The Fairy Tales of Hermann Hesse [Audiobook]
08 April 2013, 17:08
Phoenix Audio | 1999 | ASIN: B0000544OY | MP3@320 kbps | 2 hrs 51 mins | 393.58MB
Step into a world of visions, philosophy, and passion in which dreamers, seekers, princesses, and wandering poets dwell. The 6 wonderful, romantic tales in this collection are reminiscent of ancient Oriental and German fairy tales. The selections, "The Poet," "The Flute Dream," "The Dwarf," "Faldum," "Ziegler," and "Dream of the Gods" were hand-picked by the narrator, legendary folk and rock musician Donovan.
Merging Eastern mysticism with the motifs of the European fairy tale, the stories translated for this volume, many for the first time, offer insight into Hesse's development as an artist during the first two decades of this century. Sometimes lush and lyrical, sometimes in the simple language of the parable, these tales elaborate Hesse's concerns with mortality, the unity of life and the isolation of the artist.

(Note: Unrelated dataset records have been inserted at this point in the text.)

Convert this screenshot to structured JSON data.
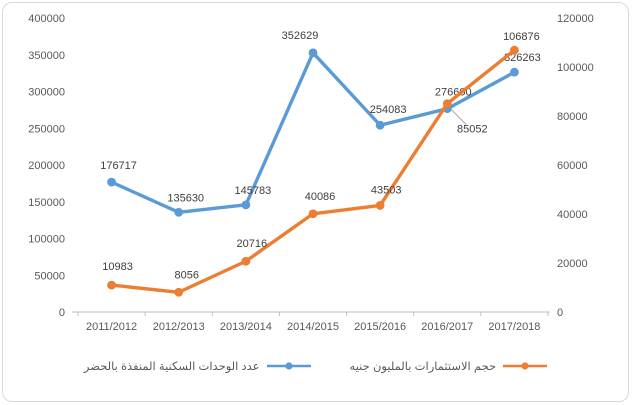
{
  "chart_data": {
    "type": "line",
    "title": "",
    "categories": [
      "2011/2012",
      "2012/2013",
      "2013/2014",
      "2014/2015",
      "2015/2016",
      "2016/2017",
      "2017/2018"
    ],
    "series": [
      {
        "name": "عدد الوحدات السكنية المنفذة بالحضر",
        "axis": "left",
        "color": "#5B9BD5",
        "values": [
          176717,
          135630,
          145783,
          352629,
          254083,
          276600,
          326263
        ]
      },
      {
        "name": "حجم الاستثمارات بالمليون جنيه",
        "axis": "right",
        "color": "#ED7D31",
        "values": [
          10983,
          8056,
          20716,
          40086,
          43503,
          85052,
          106876
        ]
      }
    ],
    "left_axis": {
      "min": 0,
      "max": 400000,
      "step": 50000,
      "tick_labels": [
        "400000",
        "350000",
        "300000",
        "250000",
        "200000",
        "150000",
        "100000",
        "50000",
        "0"
      ]
    },
    "right_axis": {
      "min": 0,
      "max": 120000,
      "step": 20000,
      "tick_labels": [
        "120000",
        "100000",
        "80000",
        "60000",
        "40000",
        "20000",
        "0"
      ]
    },
    "grid": false,
    "legend_position": "bottom",
    "data_labels_shown": true
  },
  "legend": {
    "items": [
      {
        "label": "عدد الوحدات السكنية المنفذة بالحضر",
        "color": "#5B9BD5"
      },
      {
        "label": "حجم الاستثمارات بالمليون جنيه",
        "color": "#ED7D31"
      }
    ]
  },
  "colors": {
    "series_blue": "#5B9BD5",
    "series_orange": "#ED7D31",
    "axis_text": "#595959",
    "data_label_text": "#404040",
    "axis_line": "#BFBFBF",
    "leader_line": "#A6A6A6",
    "chart_border": "#D9D9D9",
    "background": "#FFFFFF"
  }
}
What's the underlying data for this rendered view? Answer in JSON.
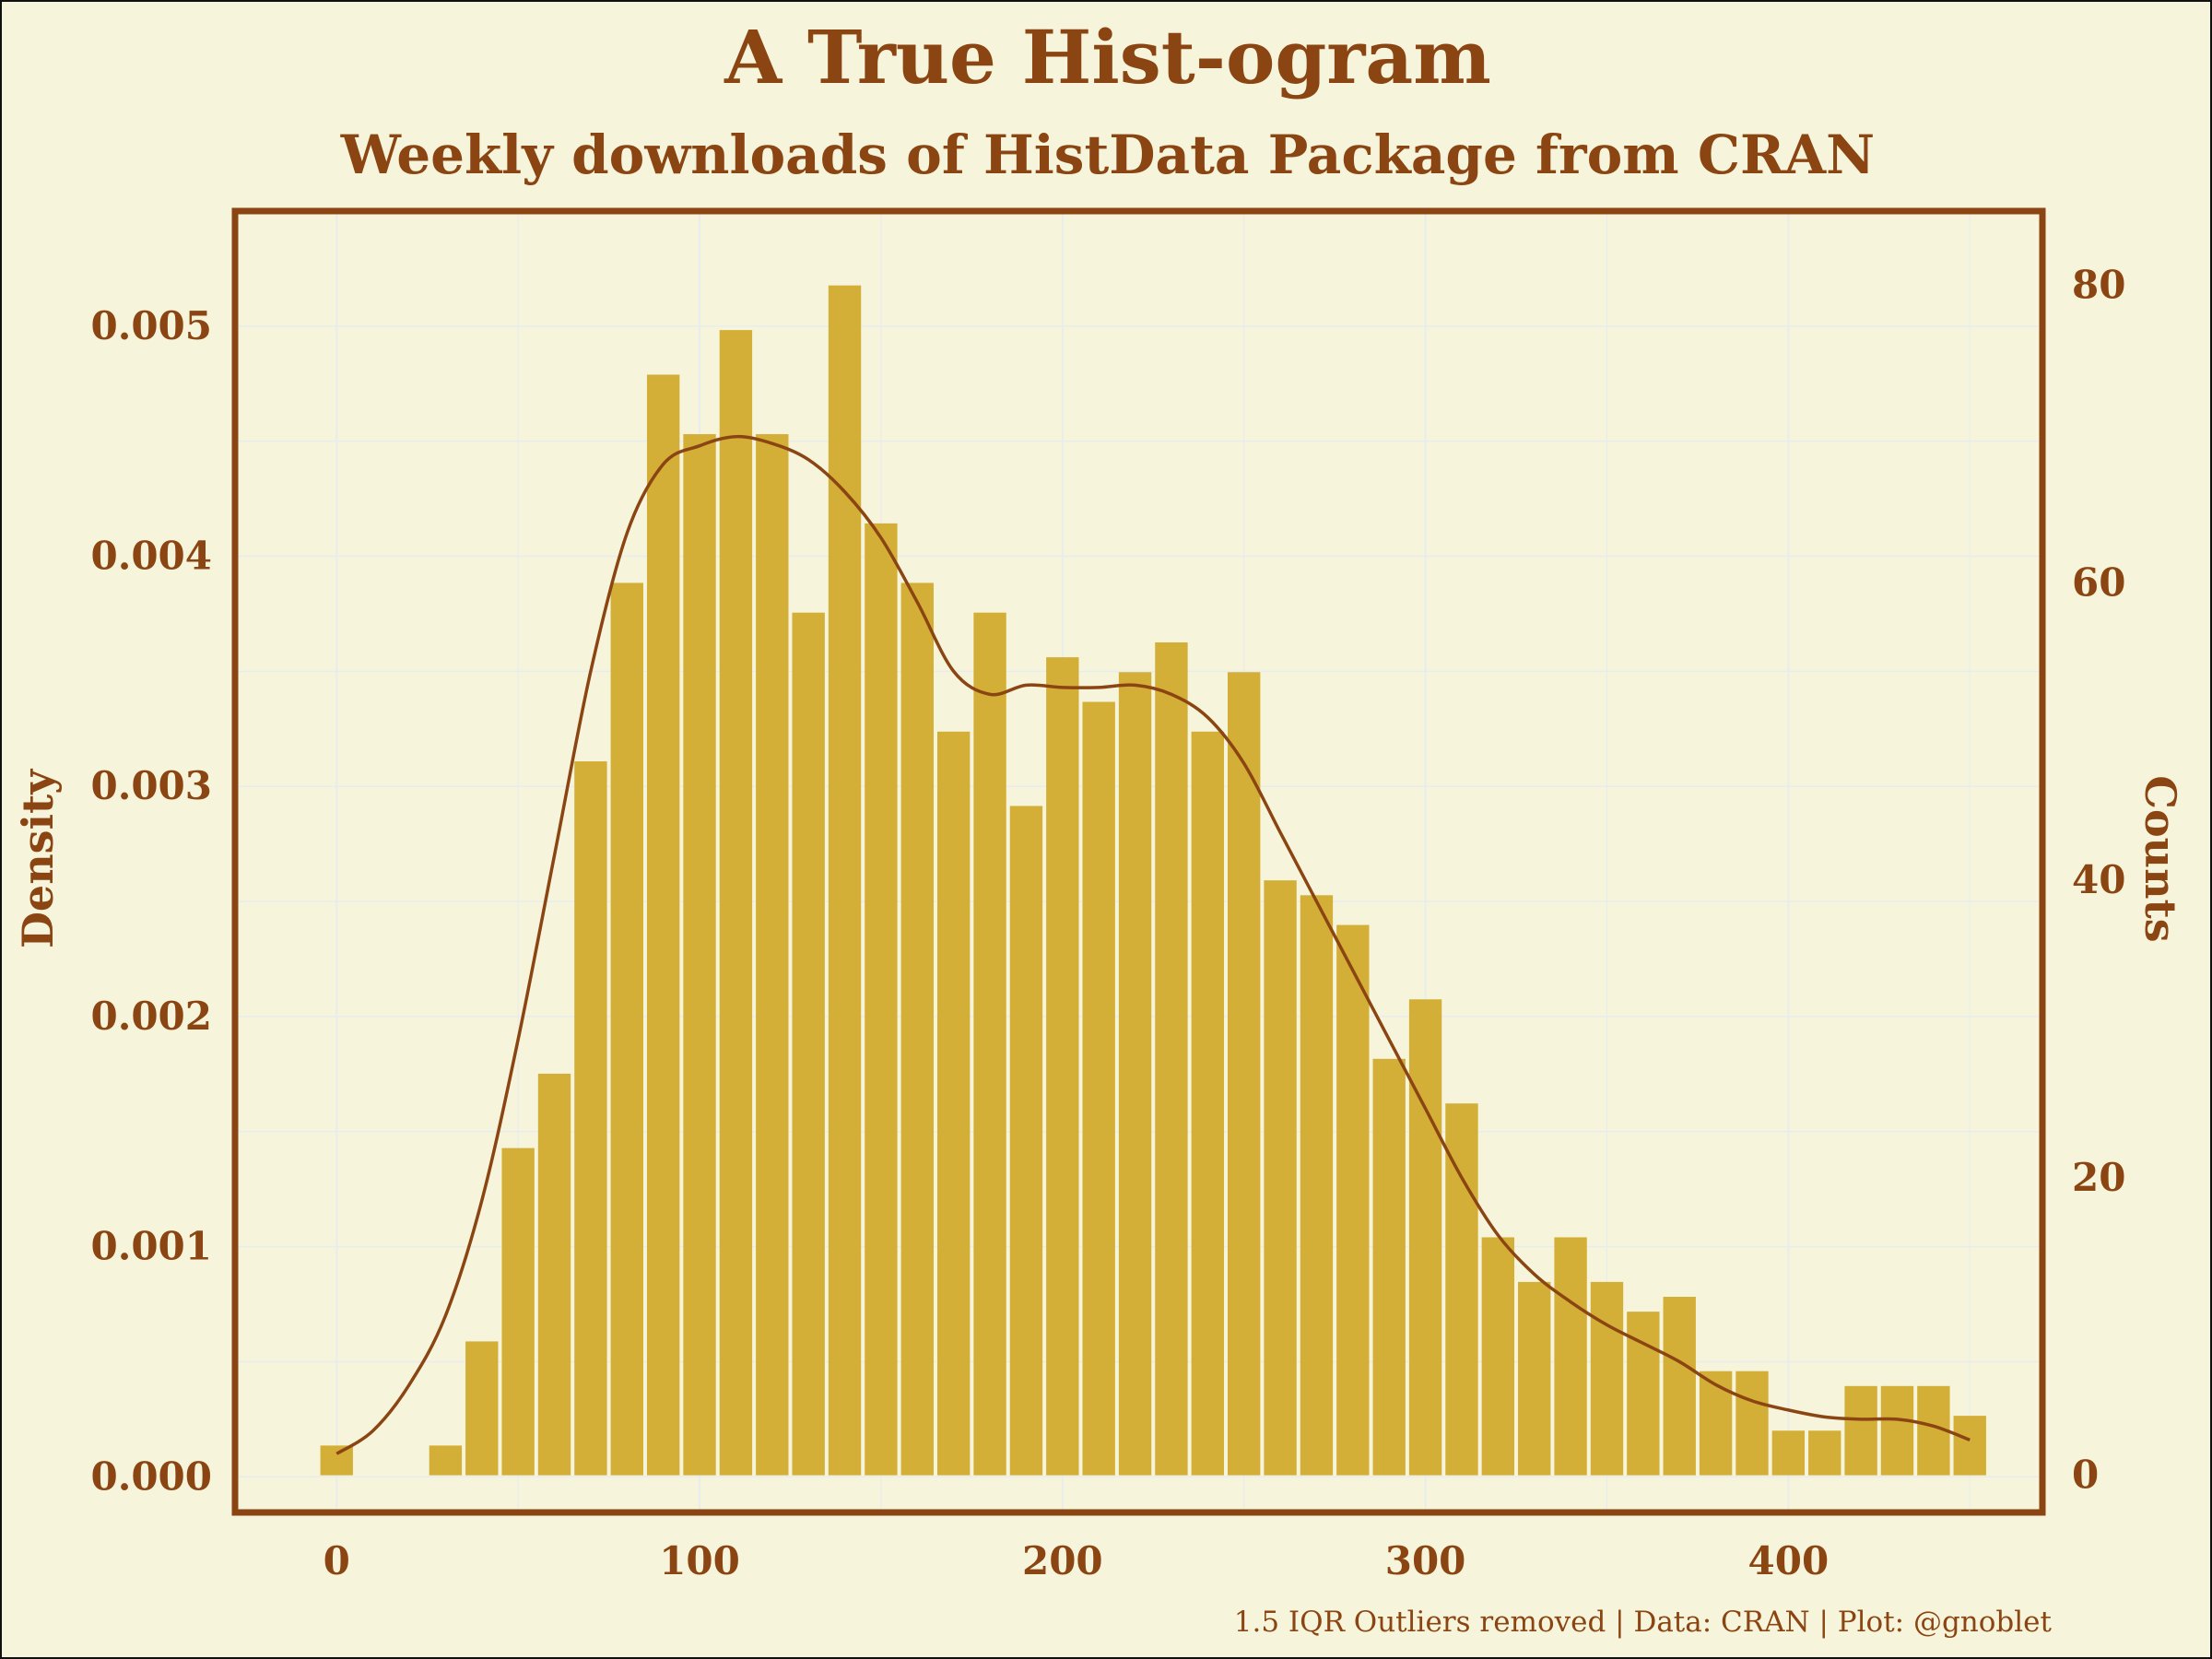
{
  "colors": {
    "background": "#f6f5dc",
    "text": "#8b4513",
    "bar": "#d4af37",
    "curve": "#8b4513",
    "grid": "#e9ecec"
  },
  "chart_data": {
    "type": "bar",
    "title": "A True Hist-ogram",
    "subtitle": "Weekly downloads of HistData Package from CRAN",
    "caption": "1.5 IQR Outliers removed | Data: CRAN | Plot: @gnoblet",
    "xlabel": "",
    "ylabel_left": "Density",
    "ylabel_right": "Counts",
    "xlim": [
      -28,
      470
    ],
    "ylim_density": [
      -0.000155,
      0.0055
    ],
    "ylim_counts": [
      -2.5,
      85
    ],
    "x_ticks": [
      0,
      100,
      200,
      300,
      400
    ],
    "y_ticks_density": [
      0.0,
      0.001,
      0.002,
      0.003,
      0.004,
      0.005
    ],
    "y_ticks_density_labels": [
      "0.000",
      "0.001",
      "0.002",
      "0.003",
      "0.004",
      "0.005"
    ],
    "y_ticks_counts": [
      0,
      20,
      40,
      60,
      80
    ],
    "bin_width": 10,
    "bin_centers": [
      0,
      10,
      20,
      30,
      40,
      50,
      60,
      70,
      80,
      90,
      100,
      110,
      120,
      130,
      140,
      150,
      160,
      170,
      180,
      190,
      200,
      210,
      220,
      230,
      240,
      250,
      260,
      270,
      280,
      290,
      300,
      310,
      320,
      330,
      340,
      350,
      360,
      370,
      380,
      390,
      400,
      410,
      420,
      430,
      440,
      450
    ],
    "counts": [
      2,
      0,
      0,
      2,
      9,
      22,
      27,
      48,
      60,
      74,
      70,
      77,
      70,
      58,
      80,
      64,
      60,
      50,
      58,
      45,
      55,
      52,
      54,
      56,
      50,
      54,
      40,
      39,
      37,
      28,
      32,
      25,
      16,
      13,
      16,
      13,
      11,
      12,
      7,
      7,
      3,
      3,
      6,
      6,
      6,
      4
    ],
    "density_curve": {
      "x": [
        0,
        10,
        20,
        30,
        40,
        50,
        60,
        70,
        80,
        90,
        100,
        110,
        120,
        130,
        140,
        150,
        160,
        170,
        180,
        190,
        200,
        210,
        220,
        230,
        240,
        250,
        260,
        270,
        280,
        290,
        300,
        310,
        320,
        330,
        340,
        350,
        360,
        370,
        380,
        390,
        400,
        410,
        420,
        430,
        440,
        450
      ],
      "y": [
        0.0001,
        0.0002,
        0.0004,
        0.0007,
        0.0012,
        0.0019,
        0.0027,
        0.0035,
        0.0041,
        0.0044,
        0.00448,
        0.00452,
        0.00449,
        0.00442,
        0.00428,
        0.00408,
        0.0038,
        0.0035,
        0.0034,
        0.00344,
        0.00343,
        0.00343,
        0.00344,
        0.0034,
        0.0033,
        0.0031,
        0.0028,
        0.0025,
        0.0022,
        0.0019,
        0.0016,
        0.0013,
        0.00105,
        0.00088,
        0.00076,
        0.00066,
        0.00058,
        0.0005,
        0.0004,
        0.00033,
        0.00029,
        0.00026,
        0.00025,
        0.00025,
        0.00022,
        0.00016
      ]
    },
    "grid": true
  }
}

Characters renounce human society to become poets, vegetarians or, as in the fantastic story "Faldum," a mountain. The artist as ascetic, observer and loner, misunderstood by his audience, is a recurring theme. Several of the stories reflect Hesse's pacifist stance during WWI, covering great spans of time to drive home the devastation of war and transience of civilization. Whether evoking the rise and fall of a nation or an individual, Hesse is preoccupied with the need for both to rediscover their "undestroyed essence" and begin anew. A refreshing lack of narrative closure distinguishes Hesse's tales, which mitigates an irritating tendency to equate self-knowledge with the return home to an eternal, spiritual mother.
Quirky and evocative, Hesse's fairy tales stand alone, but also amplify the ideas and utopian longings of such counterculture avatars as Siddhartha and Steppenwolf.